I did a quick benchmark of scroll speed in Safari 4 vs. the new Chrome 5.
My benchmark is, "Drag the scrollbar up and down furiously in Google News while running Shark."
And Chrome feels a lot faster than it did before. A lot.
But, Chrome still pegs the CPU during my test. Amazingly, Safari doesn't use all of a core. Scrolling in Safari is a relaxed day for the CPU.
The shipping version of Firefox has a profile more like Safari's--apparently it's using the system functions to scroll bits. However, a new experimental Firefox that uses layers (aka hardware textures) experiences a bottleneck quite like Chrome's.
Maybe in this case, people are slowly reading back from hardware textures instead of blending to surfaces in memory. I don't really know the details, but my experience as a coder is that there are a lot of slow ways to do things on a Mac.
It occurs to me that one of the things that Windows has done well is to expose layers of abstraction and optimize a ton of permutations, so when you want to go "one level deeper" you can, and you can make it as good as the function built into the OS. If you want to write your own DirectShow filter to be in the native pipeline to the hardware, you can. If you use a weird mode in Direct3D, it is often still fast. You can mostly understand the profile and what's holding you up.
Apple provides tons of options for drawing bitmaps: blend modes, color calibration, ways of drawing bits to the screen. But not many of them are fast. If you turn on the wrong color-management bits, your app can become 50x slower, and this is no good.
In the early days of graphics workstations, vendors would optimize one or two "fast path" ways to draw to the screen,. But in the world of awesome NVIDIA drivers, now a lot more of those options are fast, because we've had the benefit of 15 years to work out all the details.
MacOS X seems to have some "fast paths" and a lot of slow ones that developers are getting tripped up on.
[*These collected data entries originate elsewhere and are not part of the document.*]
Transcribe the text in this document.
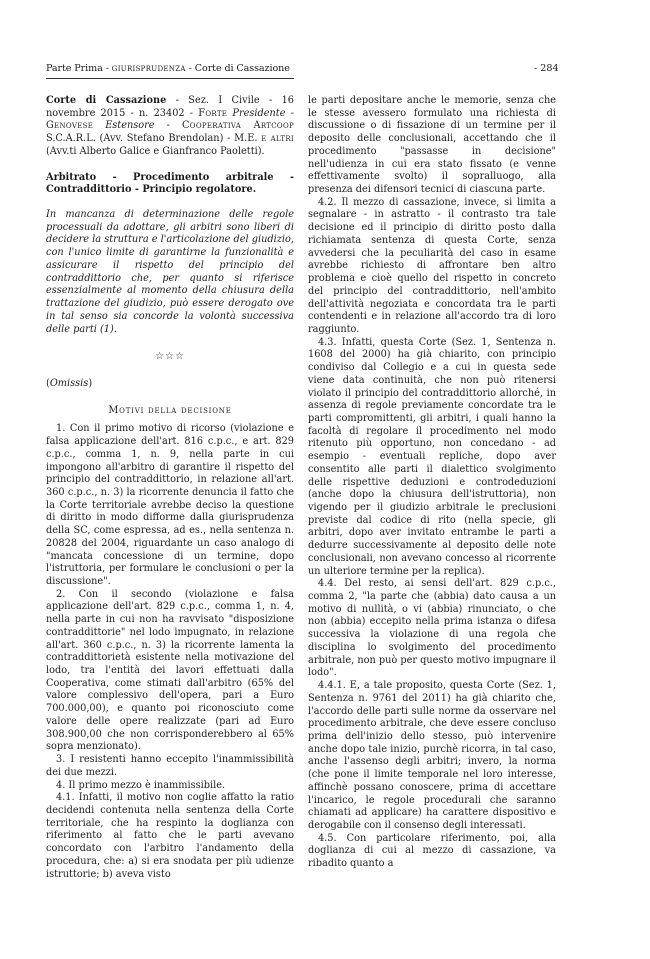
Parte Prima - giurisprudenza - Corte di Cassazione	- 284

Corte di Cassazione - Sez. I Civile - 16 novembre 2015 - n. 23402 - Forte Presidente - Genovese Estensore - Cooperativa Artcoop S.C.A.R.L. (Avv. Stefano Brendolan) - M.E. e altri (Avv.ti Alberto Galice e Gianfranco Paoletti).

Arbitrato - Procedimento arbitrale - Contraddittorio - Principio regolatore.

In mancanza di determinazione delle regole processuali da adottare, gli arbitri sono liberi di decidere la struttura e l'articolazione del giudizio, con l'unico limite di garantirne la funzionalità e assicurare il rispetto del principio del contraddittorio che, per quanto si riferisce essenzialmente al momento della chiusura della trattazione del giudizio, può essere derogato ove in tal senso sia concorde la volontà successiva delle parti (1).

☆☆☆

(Omissis)

Motivi della decisione

1. Con il primo motivo di ricorso (violazione e falsa applicazione dell'art. 816 c.p.c., e art. 829 c.p.c., comma 1, n. 9, nella parte in cui impongono all'arbitro di garantire il rispetto del principio del contraddittorio, in relazione all'art. 360 c.p.c., n. 3) la ricorrente denuncia il fatto che la Corte territoriale avrebbe deciso la questione di diritto in modo difforme dalla giurisprudenza della SC, come espressa, ad es., nella sentenza n. 20828 del 2004, riguardante un caso analogo di "mancata concessione di un termine, dopo l'istruttoria, per formulare le conclusioni o per la discussione".

2. Con il secondo (violazione e falsa applicazione dell'art. 829 c.p.c., comma 1, n. 4, nella parte in cui non ha ravvisato "disposizione contraddittorie" nel lodo impugnato, in relazione all'art. 360 c.p.c., n. 3) la ricorrente lamenta la contraddittorietà esistente nella motivazione del lodo, tra l'entità dei lavori effettuati dalla Cooperativa, come stimati dall'arbitro (65% del valore complessivo dell'opera, pari a Euro 700.000,00), e quanto poi riconosciuto come valore delle opere realizzate (pari ad Euro 308.900,00 che non corrisponderebbero al 65% sopra menzionato).

3. I resistenti hanno eccepito l'inammissibilità dei due mezzi.

4. Il primo mezzo è inammissibile.

4.1. Infatti, il motivo non coglie affatto la ratio decidendi contenuta nella sentenza della Corte territoriale, che ha respinto la doglianza con riferimento al fatto che le parti avevano concordato con l'arbitro l'andamento della procedura, che: a) si era snodata per più udienze istruttorie; b) aveva visto

le parti depositare anche le memorie, senza che le stesse avessero formulato una richiesta di discussione o di fissazione di un termine per il deposito delle conclusionali, accettando che il procedimento "passasse in decisione" nell'udienza in cui era stato fissato (e venne effettivamente svolto) il sopralluogo, alla presenza dei difensori tecnici di ciascuna parte.

4.2. Il mezzo di cassazione, invece, si limita a segnalare - in astratto - il contrasto tra tale decisione ed il principio di diritto posto dalla richiamata sentenza di questa Corte, senza avvedersi che la peculiarità del caso in esame avrebbe richiesto di affrontare ben altro problema e cioè quello del rispetto in concreto del principio del contraddittorio, nell'ambito dell'attività negoziata e concordata tra le parti contendenti e in relazione all'accordo tra di loro raggiunto.

4.3. Infatti, questa Corte (Sez. 1, Sentenza n. 1608 del 2000) ha già chiarito, con principio condiviso dal Collegio e a cui in questa sede viene data continuità, che non può ritenersi violato il principio del contraddittorio allorché, in assenza di regole previamente concordate tra le parti compromittenti, gli arbitri, i quali hanno la facoltà di regolare il procedimento nel modo ritenuto più opportuno, non concedano - ad esempio - eventuali repliche, dopo aver consentito alle parti il dialettico svolgimento delle rispettive deduzioni e controdeduzioni (anche dopo la chiusura dell'istruttoria), non vigendo per il giudizio arbitrale le preclusioni previste dal codice di rito (nella specie, gli arbitri, dopo aver invitato entrambe le parti a dedurre successivamente al deposito delle note conclusionali, non avevano concesso al ricorrente un ulteriore termine per la replica).

4.4. Del resto, ai sensi dell'art. 829 c.p.c., comma 2, "la parte che (abbia) dato causa a un motivo di nullità, o vi (abbia) rinunciato, o che non (abbia) eccepito nella prima istanza o difesa successiva la violazione di una regola che disciplina lo svolgimento del procedimento arbitrale, non può per questo motivo impugnare il lodo".

4.4.1. E, a tale proposito, questa Corte (Sez. 1, Sentenza n. 9761 del 2011) ha già chiarito che, l'accordo delle parti sulle norme da osservare nel procedimento arbitrale, che deve essere concluso prima dell'inizio dello stesso, può intervenire anche dopo tale inizio, purchè ricorra, in tal caso, anche l'assenso degli arbitri; invero, la norma (che pone il limite temporale nel loro interesse, affinchè possano conoscere, prima di accettare l'incarico, le regole procedurali che saranno chiamati ad applicare) ha carattere dispositivo e derogabile con il consenso degli interessati.

4.5. Con particolare riferimento, poi, alla doglianza di cui al mezzo di cassazione, va ribadito quanto a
But it is one thing to make a few abstractions that do a few things well, and another thing to make a platform that does anything you want to do well.
Today, it is difficult for Flash to get the best video decoding (my 10.1 "Gala" build of Flash chews CPU like a pig while Quicktime is nearly idle), and it has taken a year for a team of really smart people at Google to get a browser to scroll almost as fast as the one Apple provides. Picasa draws its UI 10x faster on Windows. The trend is not so good, unless you use Apple's widgets all the way up and down.
Steve Jobs should very simply stop criticizing other companies' performance until he makes his platform fast by default. Whether it takes sample code or performance tuning help or improvements to the OS, Apple's own apps shouldn't be running 10x faster than other apps that do the same things.
If the other companies really were actually lazy or incompetent, you'd understand, but honestly, Netscape Navigator back in 1995 scrolled fast, on Windows 95, on XWindows, on System 7. It's not a new, hard problem for an OS to do something like this well.
It's probably time for some new benchmarks, because when some of the bottlenecks are below the level of the applications, it's hard for people to understand who's at fault.